Real estate owners and investors should stay calm and carefully consider their options amid one of the greatest economic disruptions in Massachusetts’ recent history, a trio of seasoned commercial real estate professionals said Thursday.
Their remarks came at a webinar hosted by The Warren Group, publisher of Banker & Tradesman, on the state of the commercial real estate industry in Massachusetts.
While the COVID-19 pandemic has frozen many parts of the capital markets, stopped construction and permitting in Boston, Cambridge and Somerville cold and put one in four Bay Staters out of work, real estate owners should exhibit strategic patience, JLL Capital Markets Senior Director Ben Sayles, The Davis Cos. managing director of development Stephen Davis and Sherin and Lodgen partner Josh Bowman all said.
“No sudden movements,” Bowman, who chairs Sherin and Lodgen’s hospitality practice group, said. “My advice would be to not panic. If you don’t see a clear path right now, see what happens in the next month.”
As a “new normal” settles in, patience will be rewarded, Sayles said.
“Hold on to your assets, if you can. Not only are they going to regain value, but if you stick to your business plan, they’ll grow beyond your projections,” he said.
With much less leverage in the financial system, real estate owners and investors can take comfort that there is much less risk of a market crash, Davis said.
“Maintain modest leverage at the asset level. It’s going to allow you to do what Ben [Sayles] is describing,” he said, noting that while many lenders are being creative with loan modifications and other ways to accommodate the crisis, “no amount of forbearance is infinite. … They have shareholders, as well.”
In a Holding Pattern
Lenders and landlords alike are essentially waiting for the next three to six months to play out, Bowman said, to see how the local economy reforms after being severely disrupted by the pandemic and social distancing requirements. While many restaurant tenants are asking their landlords to waive the next few months of rent payments and shift to a percentage rent model, “landlords aren’t there, yet,” he said.
The problem, Sayles said, is exemplified by a tenant in one of JLL’s clients’ buildings.
“They need six to eight months of rent relief. Their business is super-viable, but nearly inoperable in the near term,” he said.
In exchange for relief, the tenant offered to sign a 15-year lease with market-rate increases in rent along the way.
Lenders are accommodating many owners’ needs for this kind of short-term flexibility with creativity, Davis said, offering options like short-term second mortgages and other options to shore up owners’ cash positions.
For now, Sayles said, it looks unlikely that Massachusetts will see a wave of distressed asset acquisitions similar to that seen in the wake of the Great Recession despite significant interest from a range of investors, thanks to reluctance in the debt markets. One reason, Davis suggested, is that the future is so uncertain.

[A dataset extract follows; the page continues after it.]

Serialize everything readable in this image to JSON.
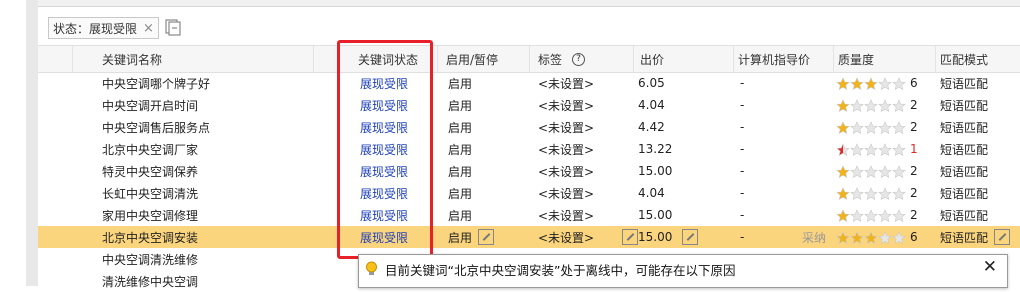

“There’s an undeniable impact on the real economy [from the virus],” he said. “When you look at multifamily development or acquisition, it’s impossible to ignore what’s going on right now; we have to take a different view of those assets based on the forward run curve.”
In the near future, Sayles said he expects industrial and multifamily properties will see the biggest investor interest; the former thanks to a big surge in online shopping brought on by infection worries, the latter thanks to the still-strong demand for housing and the assets’ ability to generate immediate cashflow.